Mas tudo isto uma vez mais é recordado, com o recente caso dos “Estaleiros da Madalena”. E a eles fazendo alusão ligeira, recordo os estaleiros de Santo Amaro, ou o Arsenal de Santo Amaro, como os classificou o Pe. José Maria das Neves:

Presentemente (1970), há três estaleiros navais equipados com maquinismo moderno; o de Manuel Joaquim de Melo, dirigido por João Alberto Neves(...) o de José Teixeira Costa e o de Júlio Matos de Melo. – Nos últimos 20 anos, aproximadamente, foram construídas de novo, ou reconstruídas e ampliadas 70 traineiras da albacora, não falando das muitas outras feitas nesse período, como a ampliação do iate Espírito Santo, da lancha Espalamaca, etc.” – “E isto bastará para se julgar do volume deste arsenal, o maior dos Açores, e do valor de que são credores estes briosos construtores...” (6)

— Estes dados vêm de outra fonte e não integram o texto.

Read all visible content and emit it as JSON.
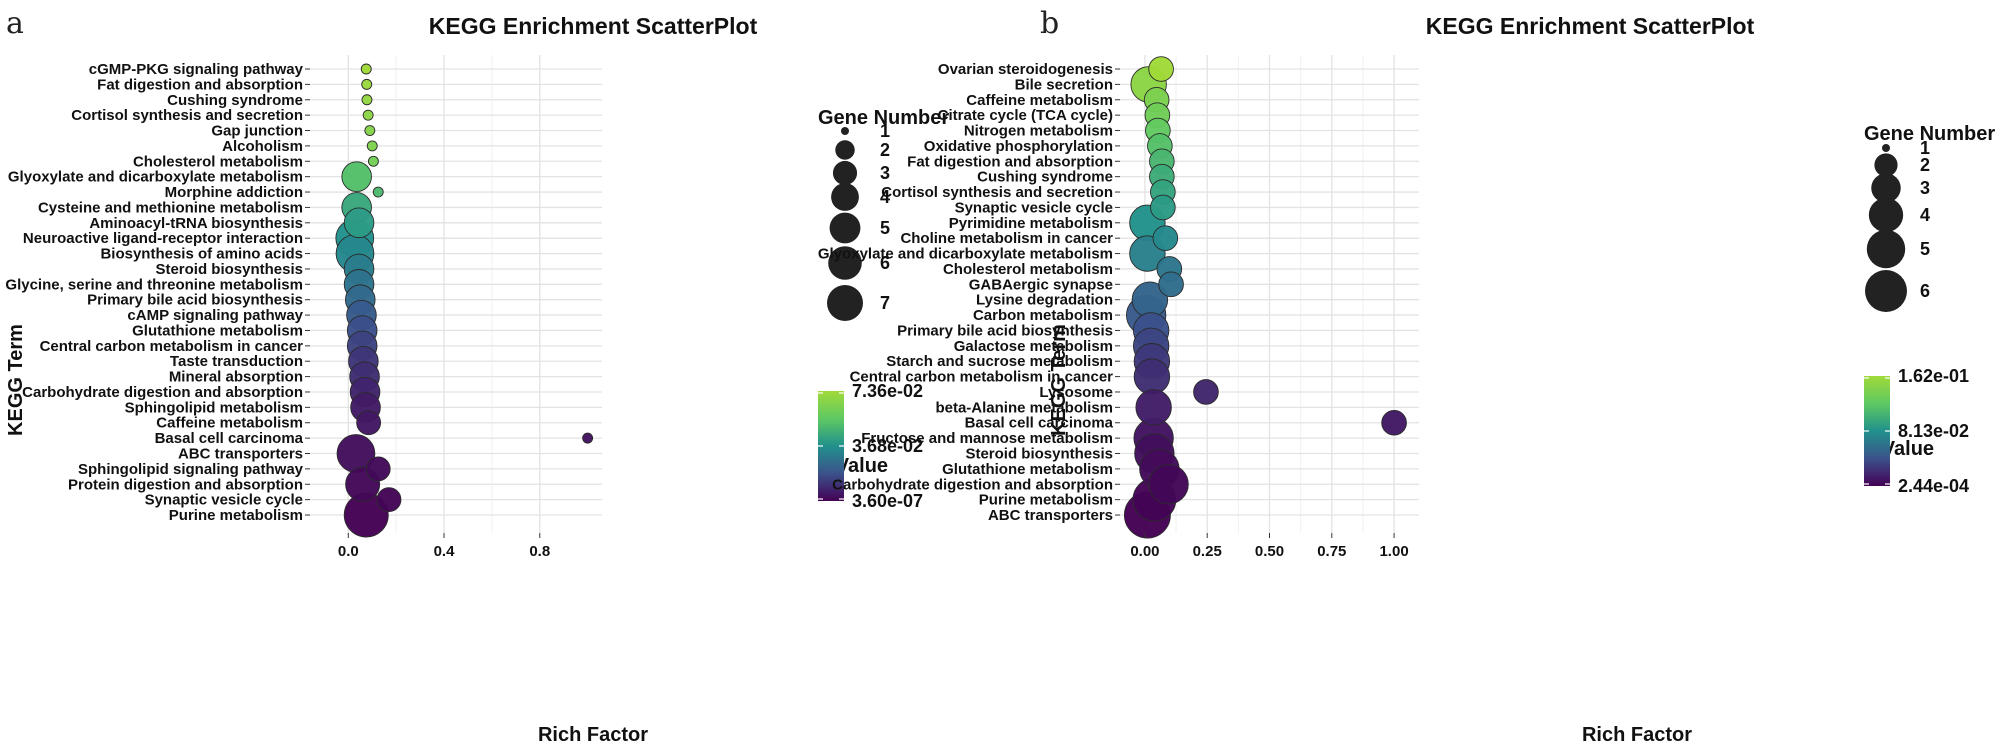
{
  "chart_data": [
    {
      "type": "scatter",
      "panel_label": "a",
      "title": "KEGG Enrichment ScatterPlot",
      "xlabel": "Rich Factor",
      "ylabel": "KEGG Term",
      "xlim": [
        -0.16,
        1.06
      ],
      "xticks": [
        0.0,
        0.4,
        0.8
      ],
      "xtick_labels": [
        "0.0",
        "0.4",
        "0.8"
      ],
      "size_legend_title": "Gene Number",
      "size_legend": [
        1,
        2,
        3,
        4,
        5,
        6,
        7
      ],
      "color_legend_title": "p Value",
      "color_legend_labels": [
        "7.36e-02",
        "3.68e-02",
        "3.60e-07"
      ],
      "color_range": [
        3.6e-07,
        0.0736
      ],
      "terms": [
        {
          "label": "cGMP-PKG signaling pathway",
          "x": 0.075,
          "genes": 1,
          "p": 0.0736
        },
        {
          "label": "Fat digestion and absorption",
          "x": 0.077,
          "genes": 1,
          "p": 0.072
        },
        {
          "label": "Cushing syndrome",
          "x": 0.078,
          "genes": 1,
          "p": 0.07
        },
        {
          "label": "Cortisol synthesis and secretion",
          "x": 0.083,
          "genes": 1,
          "p": 0.068
        },
        {
          "label": "Gap junction",
          "x": 0.09,
          "genes": 1,
          "p": 0.066
        },
        {
          "label": "Alcoholism",
          "x": 0.1,
          "genes": 1,
          "p": 0.064
        },
        {
          "label": "Cholesterol metabolism",
          "x": 0.105,
          "genes": 1,
          "p": 0.061
        },
        {
          "label": "Glyoxylate and dicarboxylate metabolism",
          "x": 0.035,
          "genes": 3,
          "p": 0.052
        },
        {
          "label": "Morphine addiction",
          "x": 0.125,
          "genes": 1,
          "p": 0.05
        },
        {
          "label": "Cysteine and methionine metabolism",
          "x": 0.035,
          "genes": 3,
          "p": 0.044
        },
        {
          "label": "Aminoacyl-tRNA biosynthesis",
          "x": 0.045,
          "genes": 3,
          "p": 0.04
        },
        {
          "label": "Neuroactive ligand-receptor interaction",
          "x": 0.027,
          "genes": 5,
          "p": 0.037
        },
        {
          "label": "Biosynthesis of amino acids",
          "x": 0.028,
          "genes": 5,
          "p": 0.034
        },
        {
          "label": "Steroid biosynthesis",
          "x": 0.045,
          "genes": 3,
          "p": 0.031
        },
        {
          "label": "Glycine, serine and threonine metabolism",
          "x": 0.045,
          "genes": 3,
          "p": 0.028
        },
        {
          "label": "Primary bile acid biosynthesis",
          "x": 0.05,
          "genes": 3,
          "p": 0.025
        },
        {
          "label": "cAMP signaling pathway",
          "x": 0.055,
          "genes": 3,
          "p": 0.021
        },
        {
          "label": "Glutathione metabolism",
          "x": 0.058,
          "genes": 3,
          "p": 0.018
        },
        {
          "label": "Central carbon metabolism in cancer",
          "x": 0.058,
          "genes": 3,
          "p": 0.015
        },
        {
          "label": "Taste transduction",
          "x": 0.063,
          "genes": 3,
          "p": 0.012
        },
        {
          "label": "Mineral absorption",
          "x": 0.068,
          "genes": 3,
          "p": 0.01
        },
        {
          "label": "Carbohydrate digestion and absorption",
          "x": 0.07,
          "genes": 3,
          "p": 0.008
        },
        {
          "label": "Sphingolipid metabolism",
          "x": 0.072,
          "genes": 3,
          "p": 0.006
        },
        {
          "label": "Caffeine metabolism",
          "x": 0.085,
          "genes": 2,
          "p": 0.005
        },
        {
          "label": "Basal cell carcinoma",
          "x": 1.0,
          "genes": 1,
          "p": 0.004
        },
        {
          "label": "ABC transporters",
          "x": 0.032,
          "genes": 5,
          "p": 0.003
        },
        {
          "label": "Sphingolipid signaling pathway",
          "x": 0.125,
          "genes": 2,
          "p": 0.002
        },
        {
          "label": "Protein digestion and absorption",
          "x": 0.06,
          "genes": 4,
          "p": 0.0015
        },
        {
          "label": "Synaptic vesicle cycle",
          "x": 0.17,
          "genes": 2,
          "p": 0.001
        },
        {
          "label": "Purine metabolism",
          "x": 0.075,
          "genes": 7,
          "p": 4e-07
        }
      ]
    },
    {
      "type": "scatter",
      "panel_label": "b",
      "title": "KEGG Enrichment ScatterPlot",
      "xlabel": "Rich Factor",
      "ylabel": "KEGG Term",
      "xlim": [
        -0.1,
        1.1
      ],
      "xticks": [
        0.0,
        0.25,
        0.5,
        0.75,
        1.0
      ],
      "xtick_labels": [
        "0.00",
        "0.25",
        "0.50",
        "0.75",
        "1.00"
      ],
      "size_legend_title": "Gene Number",
      "size_legend": [
        1,
        2,
        3,
        4,
        5,
        6
      ],
      "color_legend_title": "p Value",
      "color_legend_labels": [
        "1.62e-01",
        "8.13e-02",
        "2.44e-04"
      ],
      "color_range": [
        0.000244,
        0.162
      ],
      "terms": [
        {
          "label": "Ovarian steroidogenesis",
          "x": 0.065,
          "genes": 2,
          "p": 0.162
        },
        {
          "label": "Bile secretion",
          "x": 0.015,
          "genes": 4,
          "p": 0.15
        },
        {
          "label": "Caffeine metabolism",
          "x": 0.047,
          "genes": 2,
          "p": 0.14
        },
        {
          "label": "Citrate cycle (TCA cycle)",
          "x": 0.05,
          "genes": 2,
          "p": 0.132
        },
        {
          "label": "Nitrogen metabolism",
          "x": 0.052,
          "genes": 2,
          "p": 0.124
        },
        {
          "label": "Oxidative phosphorylation",
          "x": 0.06,
          "genes": 2,
          "p": 0.116
        },
        {
          "label": "Fat digestion and absorption",
          "x": 0.068,
          "genes": 2,
          "p": 0.108
        },
        {
          "label": "Cushing syndrome",
          "x": 0.068,
          "genes": 2,
          "p": 0.1
        },
        {
          "label": "Cortisol synthesis and secretion",
          "x": 0.072,
          "genes": 2,
          "p": 0.094
        },
        {
          "label": "Synaptic vesicle cycle",
          "x": 0.072,
          "genes": 2,
          "p": 0.088
        },
        {
          "label": "Pyrimidine metabolism",
          "x": 0.01,
          "genes": 4,
          "p": 0.082
        },
        {
          "label": "Choline metabolism in cancer",
          "x": 0.082,
          "genes": 2,
          "p": 0.076
        },
        {
          "label": "Glyoxylate and dicarboxylate metabolism",
          "x": 0.01,
          "genes": 4,
          "p": 0.07
        },
        {
          "label": "Cholesterol metabolism",
          "x": 0.098,
          "genes": 2,
          "p": 0.064
        },
        {
          "label": "GABAergic synapse",
          "x": 0.105,
          "genes": 2,
          "p": 0.058
        },
        {
          "label": "Lysine degradation",
          "x": 0.02,
          "genes": 4,
          "p": 0.052
        },
        {
          "label": "Carbon metabolism",
          "x": 0.005,
          "genes": 5,
          "p": 0.046
        },
        {
          "label": "Primary bile acid biosynthesis",
          "x": 0.025,
          "genes": 4,
          "p": 0.04
        },
        {
          "label": "Galactose metabolism",
          "x": 0.025,
          "genes": 4,
          "p": 0.034
        },
        {
          "label": "Starch and sucrose metabolism",
          "x": 0.028,
          "genes": 4,
          "p": 0.028
        },
        {
          "label": "Central carbon metabolism in cancer",
          "x": 0.028,
          "genes": 4,
          "p": 0.022
        },
        {
          "label": "Lysosome",
          "x": 0.245,
          "genes": 2,
          "p": 0.018
        },
        {
          "label": "beta-Alanine metabolism",
          "x": 0.035,
          "genes": 4,
          "p": 0.014
        },
        {
          "label": "Basal cell carcinoma",
          "x": 1.0,
          "genes": 2,
          "p": 0.012
        },
        {
          "label": "Fructose and mannose metabolism",
          "x": 0.035,
          "genes": 5,
          "p": 0.009
        },
        {
          "label": "Steroid biosynthesis",
          "x": 0.038,
          "genes": 5,
          "p": 0.007
        },
        {
          "label": "Glutathione metabolism",
          "x": 0.058,
          "genes": 5,
          "p": 0.005
        },
        {
          "label": "Carbohydrate digestion and absorption",
          "x": 0.095,
          "genes": 5,
          "p": 0.003
        },
        {
          "label": "Purine metabolism",
          "x": 0.038,
          "genes": 6,
          "p": 0.0015
        },
        {
          "label": "ABC transporters",
          "x": 0.01,
          "genes": 7,
          "p": 0.000244
        }
      ]
    }
  ]
}
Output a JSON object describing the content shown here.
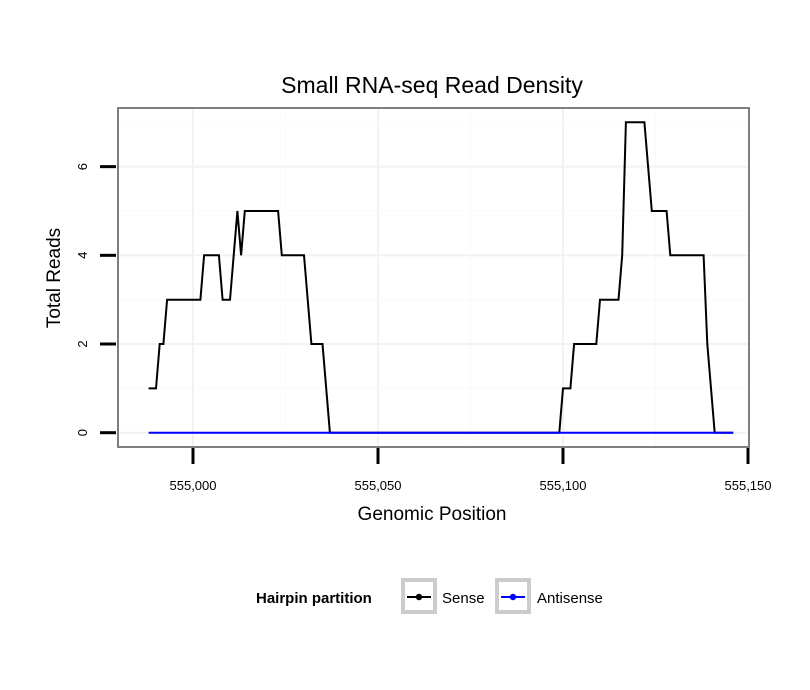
{
  "chart_data": {
    "type": "line",
    "title": "Small RNA-seq Read Density",
    "xlabel": "Genomic Position",
    "ylabel": "Total Reads",
    "xlim": [
      554980,
      555150
    ],
    "ylim": [
      -0.3,
      7.3
    ],
    "x_ticks": [
      555000,
      555050,
      555100,
      555150
    ],
    "x_tick_labels": [
      "555,000",
      "555,050",
      "555,100",
      "555,150"
    ],
    "y_ticks": [
      0,
      2,
      4,
      6
    ],
    "y_tick_labels": [
      "0",
      "2",
      "4",
      "6"
    ],
    "grid": true,
    "legend": {
      "title": "Hairpin partition",
      "position": "bottom",
      "entries": [
        "Sense",
        "Antisense"
      ]
    },
    "series": [
      {
        "name": "Sense",
        "color": "#000000",
        "x": [
          554988,
          554990,
          554991,
          554992,
          554993,
          555002,
          555003,
          555007,
          555008,
          555010,
          555011,
          555012,
          555013,
          555014,
          555023,
          555024,
          555030,
          555032,
          555035,
          555037,
          555099,
          555100,
          555102,
          555103,
          555109,
          555110,
          555115,
          555116,
          555117,
          555122,
          555124,
          555128,
          555129,
          555138,
          555139,
          555141,
          555146
        ],
        "y": [
          1,
          1,
          2,
          2,
          3,
          3,
          4,
          4,
          3,
          3,
          4,
          5,
          4,
          5,
          5,
          4,
          4,
          2,
          2,
          0,
          0,
          1,
          1,
          2,
          2,
          3,
          3,
          4,
          7,
          7,
          5,
          5,
          4,
          4,
          2,
          0,
          0
        ]
      },
      {
        "name": "Antisense",
        "color": "#0000ff",
        "x": [
          554988,
          555146
        ],
        "y": [
          0,
          0
        ]
      }
    ]
  }
}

E pergunta-se: Porque não se aproveitam os estaleiros de S. Amaro? Retirar daquela freguesia uma actividade, que era a única, para a arrastar para onde nunca houve tradição da construção naval ? ! Pois se até as lanchas do Canal eram construídas ou beneficiadas naqueles estaleiros...

E deste jeito vão ficando as terras despovoadas e, consequentemente, mais empobrecidas, sem ninguém que lhes acuda.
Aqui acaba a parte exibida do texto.